Mr. Bush’s work with biology students is just one of the latest research projects underway in the College of Science and Mathematics at Fresno State, which recently received two major gifts to further its mission “to graduate the next generation of scientists and mathematicians, teachers, technicians, health professionals and field researchers."
A $1 million gift from a donor who wishes to remain anonymous was announced last month, with half allocated to student research in genetics and molecular biology and the other half for the President's Circle for Excellence.
And Chevron has announced a $450,000 donation to Fresno State in support of science, technology, engineering and math (STEM) programs in Fresno State’s Lyles College of Engineering and College of Science and Mathematics.
Mr. Bush’s current work involves refining cancer treatments by studying stem cells.
“Humans are merely extrapolations of all their trillions of cells, but stem cells are special,” he says. “They have the potential to develop into different cell types throughout the body, thus acting as an internal repair system that is crucial to a healthy life.”
Maria Mendoza, a Fresno State biology graduate student, works with human stem cells, trying to find better ways to treat brain cancer.
"Human stem cells' purpose is to regenerate neurons and their supporting cells throughout life," she says. "That will keep you healthy. You're able to learn, you're able to continue on with your life."
In the lab, stem cells have to be treated carefully to avoid stress factors that might cause unwanted variables in the research, Ms. Mendoza says. Research results must be consistent in order to be valid.

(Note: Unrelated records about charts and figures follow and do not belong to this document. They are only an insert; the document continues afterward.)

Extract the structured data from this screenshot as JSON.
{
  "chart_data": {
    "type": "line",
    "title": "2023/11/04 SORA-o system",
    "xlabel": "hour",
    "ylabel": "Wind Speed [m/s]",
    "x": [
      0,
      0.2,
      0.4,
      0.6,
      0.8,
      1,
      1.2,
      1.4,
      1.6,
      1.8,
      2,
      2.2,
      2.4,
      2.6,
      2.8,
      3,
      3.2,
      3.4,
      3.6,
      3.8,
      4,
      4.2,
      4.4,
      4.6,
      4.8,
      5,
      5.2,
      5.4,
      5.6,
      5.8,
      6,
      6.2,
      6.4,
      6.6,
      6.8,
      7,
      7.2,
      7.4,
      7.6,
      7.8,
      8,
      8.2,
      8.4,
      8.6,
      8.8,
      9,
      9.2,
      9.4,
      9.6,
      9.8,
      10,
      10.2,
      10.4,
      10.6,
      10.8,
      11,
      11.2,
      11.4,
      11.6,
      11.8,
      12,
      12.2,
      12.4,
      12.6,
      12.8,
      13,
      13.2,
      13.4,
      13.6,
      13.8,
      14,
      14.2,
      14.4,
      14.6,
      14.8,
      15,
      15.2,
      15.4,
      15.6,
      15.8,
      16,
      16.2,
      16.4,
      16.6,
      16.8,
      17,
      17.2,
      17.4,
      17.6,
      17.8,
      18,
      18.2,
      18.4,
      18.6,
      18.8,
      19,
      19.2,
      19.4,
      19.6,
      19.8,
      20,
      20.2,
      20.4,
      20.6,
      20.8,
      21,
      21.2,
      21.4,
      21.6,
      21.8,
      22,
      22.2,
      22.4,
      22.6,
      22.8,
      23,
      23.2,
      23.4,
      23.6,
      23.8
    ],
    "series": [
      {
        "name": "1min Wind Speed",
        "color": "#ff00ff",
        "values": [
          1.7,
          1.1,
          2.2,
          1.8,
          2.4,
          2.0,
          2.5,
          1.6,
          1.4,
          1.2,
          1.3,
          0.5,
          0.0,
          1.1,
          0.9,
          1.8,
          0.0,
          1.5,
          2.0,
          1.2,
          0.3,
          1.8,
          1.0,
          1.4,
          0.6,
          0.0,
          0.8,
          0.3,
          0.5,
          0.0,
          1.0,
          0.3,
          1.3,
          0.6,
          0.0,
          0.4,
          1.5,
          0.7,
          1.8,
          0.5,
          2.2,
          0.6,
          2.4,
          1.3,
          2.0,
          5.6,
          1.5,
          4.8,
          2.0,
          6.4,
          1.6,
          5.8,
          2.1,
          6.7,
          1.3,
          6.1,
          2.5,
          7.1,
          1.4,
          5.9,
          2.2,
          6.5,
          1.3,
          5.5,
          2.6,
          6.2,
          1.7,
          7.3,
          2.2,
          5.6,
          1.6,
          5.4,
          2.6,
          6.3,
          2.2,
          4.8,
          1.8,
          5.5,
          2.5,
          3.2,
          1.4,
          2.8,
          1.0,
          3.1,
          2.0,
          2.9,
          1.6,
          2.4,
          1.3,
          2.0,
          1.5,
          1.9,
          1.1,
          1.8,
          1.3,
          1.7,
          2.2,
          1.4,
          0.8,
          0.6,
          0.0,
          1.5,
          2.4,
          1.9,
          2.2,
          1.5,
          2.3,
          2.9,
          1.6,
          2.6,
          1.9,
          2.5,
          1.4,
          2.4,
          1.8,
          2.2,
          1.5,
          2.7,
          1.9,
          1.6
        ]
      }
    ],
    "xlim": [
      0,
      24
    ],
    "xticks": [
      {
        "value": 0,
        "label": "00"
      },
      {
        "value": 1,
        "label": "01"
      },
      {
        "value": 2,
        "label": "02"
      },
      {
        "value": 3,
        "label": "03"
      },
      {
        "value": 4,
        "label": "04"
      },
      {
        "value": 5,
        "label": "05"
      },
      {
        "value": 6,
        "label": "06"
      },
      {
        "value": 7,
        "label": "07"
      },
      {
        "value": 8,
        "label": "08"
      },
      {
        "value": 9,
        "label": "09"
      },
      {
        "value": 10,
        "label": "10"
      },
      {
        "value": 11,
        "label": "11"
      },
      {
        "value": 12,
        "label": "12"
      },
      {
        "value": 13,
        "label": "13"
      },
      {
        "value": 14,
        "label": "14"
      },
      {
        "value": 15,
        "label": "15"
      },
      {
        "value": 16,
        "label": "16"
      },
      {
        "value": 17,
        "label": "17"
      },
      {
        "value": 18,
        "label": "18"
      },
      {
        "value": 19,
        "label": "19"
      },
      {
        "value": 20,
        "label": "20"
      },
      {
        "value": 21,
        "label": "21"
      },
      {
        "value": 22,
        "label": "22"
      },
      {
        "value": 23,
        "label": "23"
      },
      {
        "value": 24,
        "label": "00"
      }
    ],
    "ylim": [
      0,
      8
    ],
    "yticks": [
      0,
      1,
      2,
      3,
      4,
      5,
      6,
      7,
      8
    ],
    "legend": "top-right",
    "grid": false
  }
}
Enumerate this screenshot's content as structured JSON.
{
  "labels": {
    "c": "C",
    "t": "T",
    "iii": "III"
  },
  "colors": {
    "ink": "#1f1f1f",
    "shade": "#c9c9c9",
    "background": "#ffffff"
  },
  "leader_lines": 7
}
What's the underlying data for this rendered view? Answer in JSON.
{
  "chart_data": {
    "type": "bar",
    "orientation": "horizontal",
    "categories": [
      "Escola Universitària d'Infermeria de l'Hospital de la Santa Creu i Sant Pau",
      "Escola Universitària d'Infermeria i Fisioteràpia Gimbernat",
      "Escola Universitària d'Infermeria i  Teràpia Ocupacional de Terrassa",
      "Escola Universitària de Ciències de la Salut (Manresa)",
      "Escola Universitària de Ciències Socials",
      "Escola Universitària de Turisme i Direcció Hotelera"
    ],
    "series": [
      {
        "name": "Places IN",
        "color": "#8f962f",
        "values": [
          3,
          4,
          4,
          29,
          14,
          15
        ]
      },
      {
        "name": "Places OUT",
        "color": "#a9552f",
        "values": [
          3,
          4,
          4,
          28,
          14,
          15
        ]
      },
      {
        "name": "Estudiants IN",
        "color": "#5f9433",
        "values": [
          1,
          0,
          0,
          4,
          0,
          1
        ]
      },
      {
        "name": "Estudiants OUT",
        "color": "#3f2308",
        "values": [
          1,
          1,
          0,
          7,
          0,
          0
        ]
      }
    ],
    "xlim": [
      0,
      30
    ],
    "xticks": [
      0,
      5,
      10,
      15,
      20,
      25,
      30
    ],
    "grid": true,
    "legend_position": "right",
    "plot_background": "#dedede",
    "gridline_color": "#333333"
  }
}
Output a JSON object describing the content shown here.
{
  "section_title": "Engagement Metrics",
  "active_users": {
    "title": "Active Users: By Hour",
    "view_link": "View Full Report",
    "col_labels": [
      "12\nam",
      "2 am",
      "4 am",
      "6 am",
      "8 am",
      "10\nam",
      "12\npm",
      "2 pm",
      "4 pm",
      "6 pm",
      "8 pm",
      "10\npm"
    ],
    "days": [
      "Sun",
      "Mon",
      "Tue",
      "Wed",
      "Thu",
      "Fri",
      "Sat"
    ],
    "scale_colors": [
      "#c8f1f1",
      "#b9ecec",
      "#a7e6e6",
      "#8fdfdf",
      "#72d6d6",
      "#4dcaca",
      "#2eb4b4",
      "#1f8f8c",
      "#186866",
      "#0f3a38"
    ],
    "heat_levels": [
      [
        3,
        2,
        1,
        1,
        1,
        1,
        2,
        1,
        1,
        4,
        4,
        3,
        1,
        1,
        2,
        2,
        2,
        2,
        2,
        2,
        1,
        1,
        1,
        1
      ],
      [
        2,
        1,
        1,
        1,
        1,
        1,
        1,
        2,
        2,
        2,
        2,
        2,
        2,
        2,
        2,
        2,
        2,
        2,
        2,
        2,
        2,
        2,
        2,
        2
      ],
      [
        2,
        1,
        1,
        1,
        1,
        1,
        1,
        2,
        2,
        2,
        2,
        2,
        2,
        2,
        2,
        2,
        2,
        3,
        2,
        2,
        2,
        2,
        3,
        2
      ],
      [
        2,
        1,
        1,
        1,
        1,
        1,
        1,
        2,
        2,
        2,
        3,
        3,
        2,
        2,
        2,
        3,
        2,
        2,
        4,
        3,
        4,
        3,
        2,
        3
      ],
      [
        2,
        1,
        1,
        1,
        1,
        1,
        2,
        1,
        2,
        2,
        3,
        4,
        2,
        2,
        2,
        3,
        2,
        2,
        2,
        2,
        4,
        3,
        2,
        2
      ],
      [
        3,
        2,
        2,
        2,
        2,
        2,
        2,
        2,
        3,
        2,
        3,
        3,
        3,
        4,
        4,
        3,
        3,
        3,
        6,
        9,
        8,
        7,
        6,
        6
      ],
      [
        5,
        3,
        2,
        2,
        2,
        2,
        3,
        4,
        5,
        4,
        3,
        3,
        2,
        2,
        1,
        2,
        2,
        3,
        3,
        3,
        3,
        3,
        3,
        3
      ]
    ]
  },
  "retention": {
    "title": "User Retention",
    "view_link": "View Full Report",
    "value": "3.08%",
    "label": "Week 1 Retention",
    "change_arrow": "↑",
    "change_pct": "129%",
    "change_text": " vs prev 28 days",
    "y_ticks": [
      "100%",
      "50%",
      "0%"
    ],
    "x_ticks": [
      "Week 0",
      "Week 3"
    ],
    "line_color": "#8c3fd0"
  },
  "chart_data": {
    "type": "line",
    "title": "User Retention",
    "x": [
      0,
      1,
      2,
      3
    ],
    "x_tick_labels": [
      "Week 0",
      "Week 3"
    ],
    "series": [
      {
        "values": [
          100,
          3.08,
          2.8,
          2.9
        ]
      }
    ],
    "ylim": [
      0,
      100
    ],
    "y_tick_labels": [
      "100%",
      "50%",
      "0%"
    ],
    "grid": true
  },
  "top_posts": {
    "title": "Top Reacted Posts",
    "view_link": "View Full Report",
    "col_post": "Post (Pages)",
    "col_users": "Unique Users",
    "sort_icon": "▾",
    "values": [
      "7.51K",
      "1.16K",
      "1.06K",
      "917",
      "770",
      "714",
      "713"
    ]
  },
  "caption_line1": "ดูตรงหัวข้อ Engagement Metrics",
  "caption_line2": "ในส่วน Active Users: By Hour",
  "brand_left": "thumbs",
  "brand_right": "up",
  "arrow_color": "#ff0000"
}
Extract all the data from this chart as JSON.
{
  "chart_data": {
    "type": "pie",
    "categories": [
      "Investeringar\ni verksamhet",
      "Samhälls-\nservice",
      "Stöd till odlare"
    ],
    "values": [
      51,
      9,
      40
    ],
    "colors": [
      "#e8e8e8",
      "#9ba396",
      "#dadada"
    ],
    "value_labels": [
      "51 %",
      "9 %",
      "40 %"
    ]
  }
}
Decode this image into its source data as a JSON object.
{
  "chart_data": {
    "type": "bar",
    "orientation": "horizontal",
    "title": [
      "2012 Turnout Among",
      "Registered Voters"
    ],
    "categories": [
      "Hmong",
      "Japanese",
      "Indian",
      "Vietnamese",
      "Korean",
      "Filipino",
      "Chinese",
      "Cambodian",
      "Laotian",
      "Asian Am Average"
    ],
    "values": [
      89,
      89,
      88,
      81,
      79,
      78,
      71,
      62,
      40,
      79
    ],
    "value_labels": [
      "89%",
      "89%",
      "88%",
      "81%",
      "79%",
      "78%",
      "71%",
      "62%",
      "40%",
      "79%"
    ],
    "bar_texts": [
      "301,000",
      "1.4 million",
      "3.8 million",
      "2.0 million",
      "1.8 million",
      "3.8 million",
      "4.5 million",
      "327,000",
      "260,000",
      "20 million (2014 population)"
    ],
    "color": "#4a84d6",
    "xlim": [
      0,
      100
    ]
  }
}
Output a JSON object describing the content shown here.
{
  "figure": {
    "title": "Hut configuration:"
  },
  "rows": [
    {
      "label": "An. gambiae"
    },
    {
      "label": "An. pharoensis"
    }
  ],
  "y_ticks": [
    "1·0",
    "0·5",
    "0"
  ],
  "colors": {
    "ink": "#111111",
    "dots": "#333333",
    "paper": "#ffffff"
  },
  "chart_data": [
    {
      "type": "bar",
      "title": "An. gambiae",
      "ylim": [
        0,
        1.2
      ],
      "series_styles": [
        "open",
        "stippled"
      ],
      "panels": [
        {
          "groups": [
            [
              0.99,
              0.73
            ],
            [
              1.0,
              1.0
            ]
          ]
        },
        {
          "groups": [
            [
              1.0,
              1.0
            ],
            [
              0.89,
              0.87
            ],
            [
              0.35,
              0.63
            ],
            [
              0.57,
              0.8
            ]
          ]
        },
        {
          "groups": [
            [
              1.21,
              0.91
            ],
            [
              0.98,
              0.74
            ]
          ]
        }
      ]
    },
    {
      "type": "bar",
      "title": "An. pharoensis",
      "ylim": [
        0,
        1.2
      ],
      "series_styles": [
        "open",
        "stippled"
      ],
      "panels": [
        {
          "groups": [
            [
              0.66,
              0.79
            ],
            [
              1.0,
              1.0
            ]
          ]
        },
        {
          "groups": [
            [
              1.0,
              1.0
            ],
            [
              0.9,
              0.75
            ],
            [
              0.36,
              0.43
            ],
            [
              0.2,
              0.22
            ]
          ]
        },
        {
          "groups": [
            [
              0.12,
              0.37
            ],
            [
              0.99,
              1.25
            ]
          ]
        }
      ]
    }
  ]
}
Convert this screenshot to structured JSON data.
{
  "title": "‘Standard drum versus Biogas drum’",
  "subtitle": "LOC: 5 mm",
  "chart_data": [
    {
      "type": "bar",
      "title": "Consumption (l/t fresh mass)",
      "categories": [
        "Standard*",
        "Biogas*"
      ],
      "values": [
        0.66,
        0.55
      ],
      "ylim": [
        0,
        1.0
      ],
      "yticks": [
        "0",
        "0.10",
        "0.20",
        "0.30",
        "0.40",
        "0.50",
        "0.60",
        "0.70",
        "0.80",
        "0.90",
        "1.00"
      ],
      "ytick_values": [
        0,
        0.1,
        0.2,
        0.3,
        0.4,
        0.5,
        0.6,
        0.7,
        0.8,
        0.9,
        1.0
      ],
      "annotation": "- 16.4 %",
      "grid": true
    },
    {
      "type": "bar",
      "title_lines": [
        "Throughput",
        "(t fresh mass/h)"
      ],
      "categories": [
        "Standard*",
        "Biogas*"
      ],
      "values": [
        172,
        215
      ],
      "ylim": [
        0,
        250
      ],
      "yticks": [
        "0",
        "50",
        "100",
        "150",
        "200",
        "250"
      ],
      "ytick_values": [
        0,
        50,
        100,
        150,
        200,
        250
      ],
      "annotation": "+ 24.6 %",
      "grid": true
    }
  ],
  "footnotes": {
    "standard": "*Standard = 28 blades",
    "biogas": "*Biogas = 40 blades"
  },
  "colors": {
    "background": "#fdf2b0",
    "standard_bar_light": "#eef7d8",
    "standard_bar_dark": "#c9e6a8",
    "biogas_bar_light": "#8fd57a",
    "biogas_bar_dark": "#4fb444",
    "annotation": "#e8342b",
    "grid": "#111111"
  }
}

“It is known that stem cells differentiate via two mechanisms that support a healthy body. They can have symmetric division in which they can make a new neural stem cell," she says. "That's the goal. Then, asymmetrically, they make progenitor cells that turn into the supporting cells."
An advantage to looking at the metabolites is that there are a limited number of them within a cell. Humans have about 21,000 genes from which hundreds of thousands of proteins can be produced. But the number of metabolites is much fewer. So looking at the metabolite profile can give researchers clues into what biochemical pathways may be triggered during cancer treatments. That's a way of fine-tuning potentially new therapeutic strategies.
"The problem is tailoring it so that you kill the cancer cells without actually killing the normal cells," Mr. Bush says. "So we have to have strategies to attack cancer cells preferentially. Since cancer cells are rapidly dividing cells, we tend to target those kinds of biological mechanisms."
The new scientific approaches being evaluated by Fresno State students and their professor could conceivably advance treatments targeting cancer cells while minimizing collateral damage. In short, a little metabolite could be exploited to take cancer therapy into the future.
"That's where modern medicine is going," says Mr. Bush. "It's all about not just treating two people the same way, because that's inefficient, and someone may not benefit from treatment. The more we can fine tune how to individualize a treatment, the more success we're going to have."